In a thrice, she had cleaned me up and was applying a soothing cream to my sore bottom. I closed my eyes in appreciation as the pain began to disappear. The next thing I knew, she had slipped a diaper beneath my bottom and was pulling it up between my legs. I opened my eyes in surprise as she pulled the tabs tight on the Cushies she was dressing me in and set the velco tabs in place. I was being diapered!
“Noooo…..Ginnnna!….no…diapraaaaa!”, I pleaded.
“You promised!”, she accused, “You said that if you had diaper rash, you would wear diapers!”
“Buuuc…Ginnna!”, I pleaded thickly.
“No buts!

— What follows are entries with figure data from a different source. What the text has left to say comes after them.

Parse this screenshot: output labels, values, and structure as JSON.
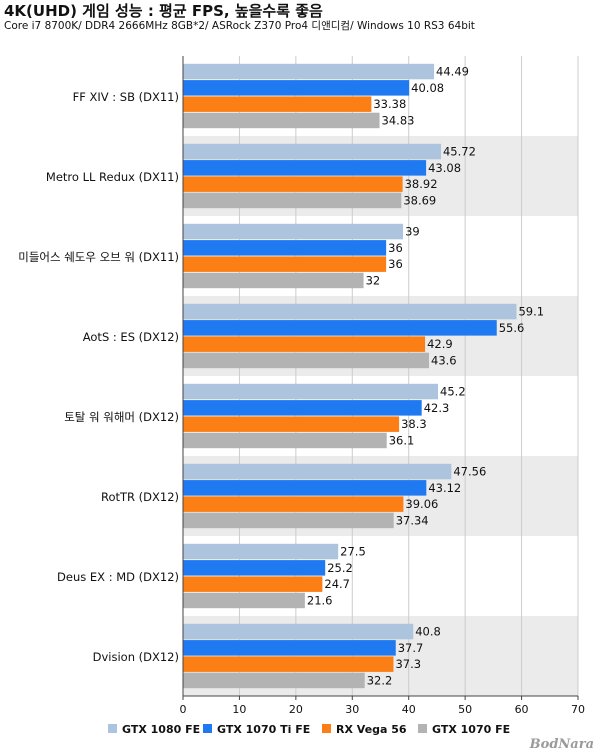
{
  "header": {
    "title": "4K(UHD) 게임 성능 : 평균 FPS, 높을수록 좋음",
    "subtitle": "Core i7 8700K/ DDR4 2666MHz 8GB*2/ ASRock Z370 Pro4 디앤디컴/ Windows 10 RS3 64bit"
  },
  "watermark": "BodNara",
  "chart_data": {
    "type": "bar",
    "orientation": "horizontal",
    "title": "4K(UHD) 게임 성능 : 평균 FPS, 높을수록 좋음",
    "subtitle": "Core i7 8700K/ DDR4 2666MHz 8GB*2/ ASRock Z370 Pro4 디앤디컴/ Windows 10 RS3 64bit",
    "xlabel": "",
    "ylabel": "",
    "xlim": [
      0,
      70
    ],
    "ticks": [
      0,
      10,
      20,
      30,
      40,
      50,
      60,
      70
    ],
    "grid": true,
    "legend_position": "bottom",
    "categories": [
      "FF XIV : SB (DX11)",
      "Metro LL Redux (DX11)",
      "미들어스 쉐도우 오브 워 (DX11)",
      "AotS : ES (DX12)",
      "토탈 워 워해머 (DX12)",
      "RotTR (DX12)",
      "Deus EX : MD (DX12)",
      "Dvision (DX12)"
    ],
    "series": [
      {
        "name": "GTX 1080 FE",
        "color": "#adc4de",
        "values": [
          44.49,
          45.72,
          39,
          59.1,
          45.2,
          47.56,
          27.5,
          40.8
        ],
        "labels": [
          "44.49",
          "45.72",
          "39",
          "59.1",
          "45.2",
          "47.56",
          "27.5",
          "40.8"
        ]
      },
      {
        "name": "GTX 1070 Ti FE",
        "color": "#1f79f0",
        "values": [
          40.08,
          43.08,
          36,
          55.6,
          42.3,
          43.12,
          25.2,
          37.7
        ],
        "labels": [
          "40.08",
          "43.08",
          "36",
          "55.6",
          "42.3",
          "43.12",
          "25.2",
          "37.7"
        ]
      },
      {
        "name": "RX Vega 56",
        "color": "#fb7f14",
        "values": [
          33.38,
          38.92,
          36,
          42.9,
          38.3,
          39.06,
          24.7,
          37.3
        ],
        "labels": [
          "33.38",
          "38.92",
          "36",
          "42.9",
          "38.3",
          "39.06",
          "24.7",
          "37.3"
        ]
      },
      {
        "name": "GTX 1070 FE",
        "color": "#b3b3b3",
        "values": [
          34.83,
          38.69,
          32,
          43.6,
          36.1,
          37.34,
          21.6,
          32.2
        ],
        "labels": [
          "34.83",
          "38.69",
          "32",
          "43.6",
          "36.1",
          "37.34",
          "21.6",
          "32.2"
        ]
      }
    ],
    "band_color": "#ebebeb",
    "grid_color": "#cccccc"
  }
}
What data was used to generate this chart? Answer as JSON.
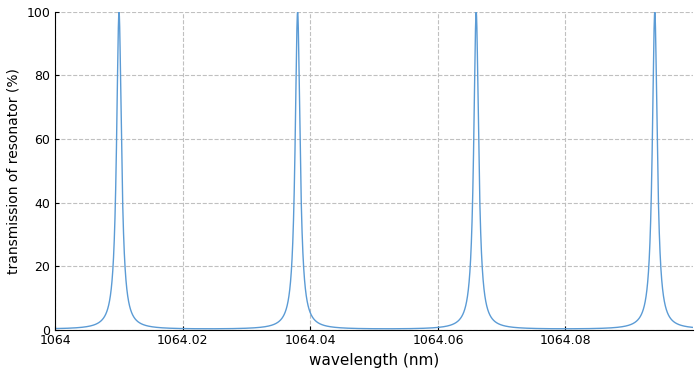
{
  "xlabel": "wavelength (nm)",
  "ylabel": "transmission of resonator (%)",
  "xlim": [
    1064.0,
    1064.1
  ],
  "ylim": [
    0,
    100
  ],
  "xticks": [
    1064.0,
    1064.02,
    1064.04,
    1064.06,
    1064.08
  ],
  "yticks": [
    0,
    20,
    40,
    60,
    80,
    100
  ],
  "line_color": "#5b9bd5",
  "background_color": "#ffffff",
  "grid_color": "#c0c0c0",
  "finesse": 30,
  "fsr_nm": 0.028,
  "lam0": 1064.01,
  "baseline_pct": 2.0,
  "figsize": [
    7.0,
    3.75
  ],
  "dpi": 100,
  "xlabel_fontsize": 11,
  "ylabel_fontsize": 10,
  "tick_fontsize": 9
}
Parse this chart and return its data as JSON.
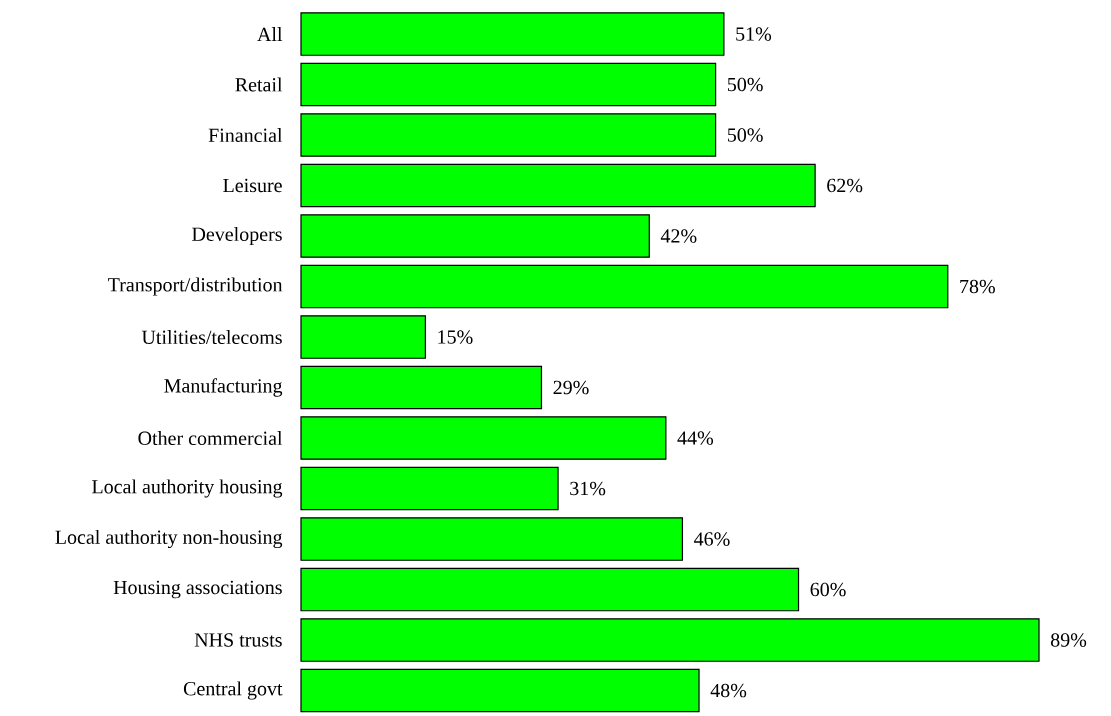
{
  "chart_data": {
    "type": "bar",
    "orientation": "horizontal",
    "color": "#00ff00",
    "categories": [
      "All",
      "Retail",
      "Financial",
      "Leisure",
      "Developers",
      "Transport/distribution",
      "Utilities/telecoms",
      "Manufacturing",
      "Other commercial",
      "Local authority housing",
      "Local authority non-housing",
      "Housing associations",
      "NHS trusts",
      "Central govt"
    ],
    "values": [
      51,
      50,
      50,
      62,
      42,
      78,
      15,
      29,
      44,
      31,
      46,
      60,
      89,
      48
    ],
    "value_labels": [
      "51%",
      "50%",
      "50%",
      "62%",
      "42%",
      "78%",
      "15%",
      "29%",
      "44%",
      "31%",
      "46%",
      "60%",
      "89%",
      "48%"
    ]
  }
}
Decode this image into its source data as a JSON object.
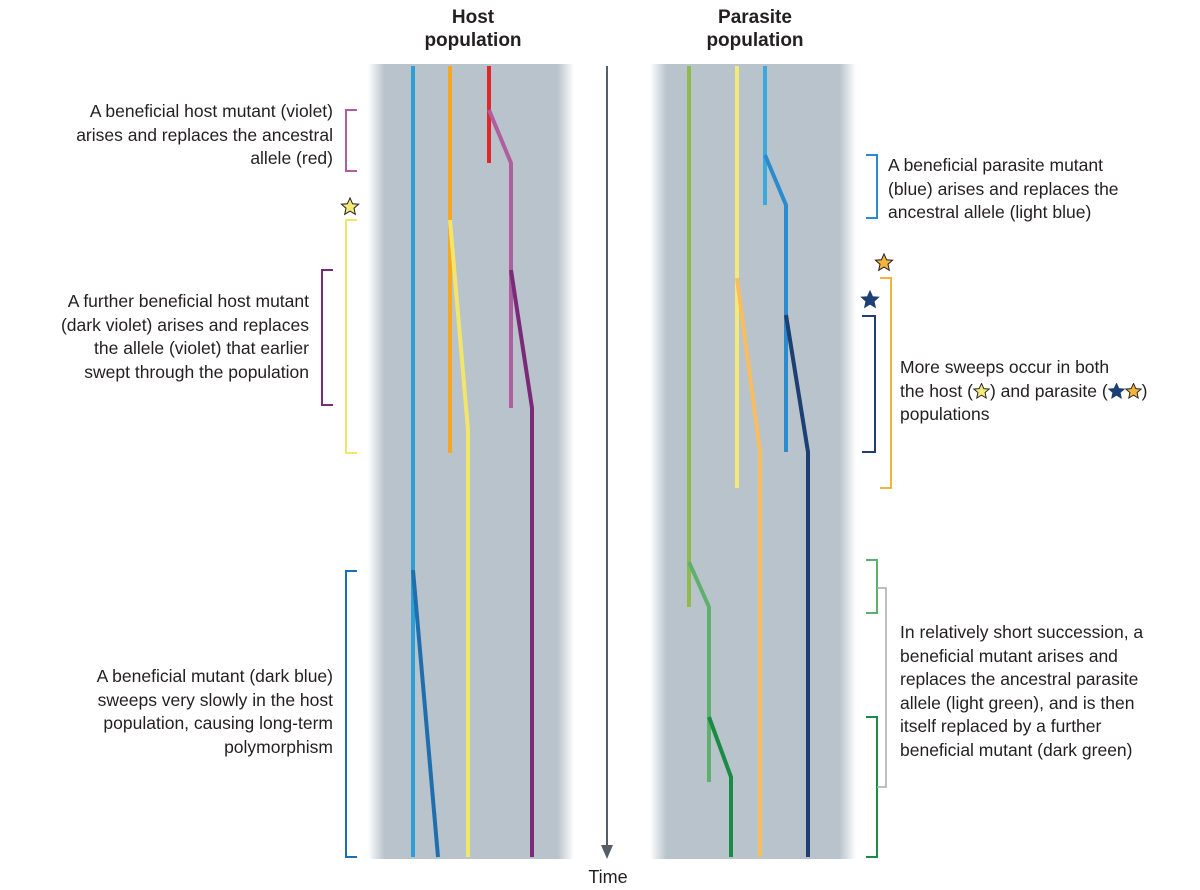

You agreed and that’s that!”, she said with determination.
She looked at me curiously and said, “What’s wrong with your tongue? It sounds like you can’t talk this morning!”
“Thanks for noticing,” I thought and said, “Forrrk….a…hurk…maseelk…wi…ma..forrrk!..remmemmberr?”
Gina looked puzzled for a moment, her face cleared as she figured out what I had been trying to say and she said, “Fork! Oh, now I remember! You stuck your tongue with your fork last night, didn’t you?”
“Yeesss…Ginnnna!”, I answered.
Gina gave me a sympathetic look and said, “Try not to use your tongue, okay? Maybe it will get better if you let it rest.”
“Uh-huh,” I answered.
She took me into the kitchen and insisted on spoon feeding me my oatmeal. I couldn’t stop her. My tongue was too swollen to argue with her and my bottom was so sore it was utter agony to move. I let her feed me my breakfast and wipe my mouth when she was done. I was too depressed to care. In one fell swoop, I had been reduced to talking gibberish and wearing diapers. Gina’s chocolate cake had done its work well.